Cedars-Sinai joins a growing number of health systems who are partnering with the business world to foster digital health innovations in-house. Just last month, the Texas Medical Center opened its new AT&T Foundry for Connected Health in Houston.

“Focused on the management and analysis of patient data - be it genomic, diagnostic, phenotypic, environmental or anything in between - digital health care solutions hold the key to future groundbreaking therapies, disease management protocols, personalized medicine approaches and advances in global population health,” TMC President and CEO Robert C. Robbins, MD, said in a recent letter.  “Even more, harnessing these applications for prevention and behavioral modification measures could mean a future with less chronic illness overall.

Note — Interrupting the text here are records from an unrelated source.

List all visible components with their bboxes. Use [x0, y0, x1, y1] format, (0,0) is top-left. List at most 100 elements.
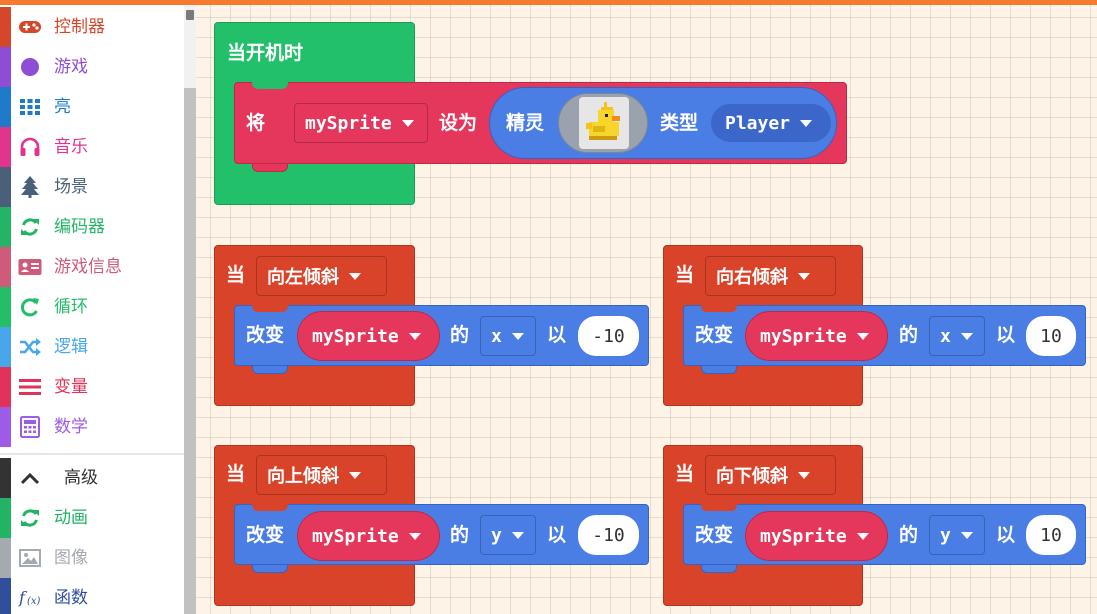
kind-label: 类型: [660, 112, 699, 134]
toolbox-item-math[interactable]: 数学: [0, 407, 184, 447]
by-label: 以: [996, 324, 1016, 346]
toolbox-item-game-info[interactable]: 游戏信息: [0, 247, 184, 287]
variable-pill[interactable]: mySprite: [745, 511, 888, 561]
category-stripe: [0, 7, 11, 47]
id-card-icon: [18, 256, 42, 278]
category-stripe: [0, 167, 11, 207]
number-input[interactable]: -10: [578, 515, 639, 555]
toolbox-item-label: 音乐: [54, 137, 88, 157]
change-label: 改变: [695, 524, 734, 546]
block-notch: [252, 565, 288, 573]
toolbox-item-image[interactable]: 图像: [0, 538, 184, 578]
shuffle-icon: [18, 336, 42, 358]
chevron-down-icon: [401, 119, 414, 127]
number-input[interactable]: 10: [1026, 515, 1076, 555]
chevron-down-icon: [856, 332, 869, 340]
of-label: 的: [450, 324, 470, 346]
toolbox: 控制器 游戏 亮 音乐 场景 编码器 游戏信息 循环 逻辑 变量 数学 高级 动…: [0, 5, 184, 614]
chevron-down-icon: [408, 532, 421, 540]
gesture-dropdown[interactable]: 向下倾斜: [705, 455, 836, 495]
number-input[interactable]: -10: [578, 316, 639, 356]
toolbox-item-label: 动画: [54, 508, 88, 528]
block-notch: [701, 304, 737, 312]
variable-pill-value: mySprite: [760, 525, 847, 547]
variable-pill[interactable]: mySprite: [297, 311, 440, 361]
loop-icon: [18, 296, 42, 318]
calculator-icon: [18, 416, 42, 438]
toolbox-item-logic[interactable]: 逻辑: [0, 327, 184, 367]
category-stripe: [0, 87, 11, 127]
toolbox-item-label: 图像: [54, 548, 88, 568]
toolbox-item-loops[interactable]: 循环: [0, 287, 184, 327]
toolbox-item-game[interactable]: 游戏: [0, 47, 184, 87]
category-stripe: [0, 498, 11, 538]
toolbox-item-encoder[interactable]: 编码器: [0, 207, 184, 247]
toolbox-scrollbar-thumb[interactable]: [184, 88, 196, 614]
property-value: y: [940, 524, 951, 546]
workspace-scroll-marker[interactable]: [186, 10, 194, 20]
variable-pill[interactable]: mySprite: [745, 311, 888, 361]
chevron-up-icon: [18, 467, 42, 489]
property-dropdown[interactable]: x: [929, 316, 985, 356]
gesture-dropdown[interactable]: 向左倾斜: [256, 256, 387, 296]
block-notch: [701, 366, 737, 374]
property-dropdown[interactable]: y: [480, 515, 536, 555]
property-dropdown[interactable]: x: [480, 316, 536, 356]
svg-text:(x): (x): [27, 596, 41, 607]
toolbox-item-label: 循环: [54, 297, 88, 317]
gesture-dropdown[interactable]: 向右倾斜: [705, 256, 836, 296]
property-dropdown[interactable]: y: [929, 515, 985, 555]
image-icon: [18, 547, 42, 569]
category-stripe: [0, 247, 11, 287]
toolbox-item-label: 游戏: [54, 57, 88, 77]
variable-pill[interactable]: mySprite: [297, 511, 440, 561]
refresh-icon: [18, 507, 42, 529]
chevron-down-icon: [960, 531, 973, 539]
toolbox-item-light[interactable]: 亮: [0, 87, 184, 127]
toolbox-item-animation[interactable]: 动画: [0, 498, 184, 538]
on-start-label: 当开机时: [227, 42, 304, 64]
toolbox-item-label: 变量: [54, 377, 88, 397]
list-icon: [18, 376, 42, 398]
of-label: 的: [899, 324, 919, 346]
number-input[interactable]: 10: [1026, 316, 1076, 356]
category-stripe: [0, 327, 11, 367]
category-stripe: [0, 47, 11, 87]
chevron-down-icon: [511, 332, 524, 340]
by-label: 以: [996, 524, 1016, 546]
chevron-down-icon: [349, 272, 361, 280]
function-icon: f (x): [18, 587, 42, 609]
of-label: 的: [450, 524, 470, 546]
category-stripe: [0, 287, 11, 327]
variable-dropdown-value: mySprite: [305, 112, 392, 134]
chevron-down-icon: [798, 471, 810, 479]
change-label: 改变: [695, 324, 734, 346]
toolbox-divider: [0, 453, 184, 455]
toolbox-item-functions[interactable]: f (x) 函数: [0, 578, 184, 614]
toolbox-item-label: 编码器: [54, 217, 105, 237]
duck-sprite-icon: [579, 97, 629, 149]
when-label: 当: [675, 264, 695, 286]
refresh-icon: [18, 216, 42, 238]
tree-icon: [18, 176, 42, 198]
toolbox-item-scene[interactable]: 场景: [0, 167, 184, 207]
sprite-kind-dropdown[interactable]: Player: [711, 104, 831, 142]
category-stripe: [0, 127, 11, 167]
toolbox-item-music[interactable]: 音乐: [0, 127, 184, 167]
block-notch: [252, 366, 288, 374]
toolbox-item-label: 亮: [54, 97, 71, 117]
variable-pill-value: mySprite: [312, 525, 399, 547]
category-stripe: [0, 458, 11, 498]
gesture-dropdown[interactable]: 向上倾斜: [256, 455, 387, 495]
category-stripe: [0, 538, 11, 578]
toolbox-item-controller[interactable]: 控制器: [0, 7, 184, 47]
block-notch: [701, 503, 737, 511]
blocks-workspace[interactable]: 当开机时 将 mySprite 设为 精灵 类型 Player 当 向左倾斜 改…: [196, 5, 1097, 614]
property-value: x: [940, 325, 951, 347]
sprite-kind-value: Player: [725, 112, 791, 134]
category-stripe: [0, 367, 11, 407]
toolbox-item-advanced[interactable]: 高级: [0, 458, 184, 498]
toolbox-item-variables[interactable]: 变量: [0, 367, 184, 407]
when-label: 当: [226, 463, 246, 485]
variable-dropdown[interactable]: mySprite: [294, 103, 428, 143]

“Through aggregated electronic medical records, wearables such as activity trackers and smart watches, and a host of other devices embedded with data collection technology, physicians have access to more information than ever before,” he added. “The key is creating a system for the appropriate and strategic management of this data so that it can be analyzed in a meaningful way, helping providers make decisions with patients about personal health plans and giving scientists and researchers the tools for new insights and discoveries.”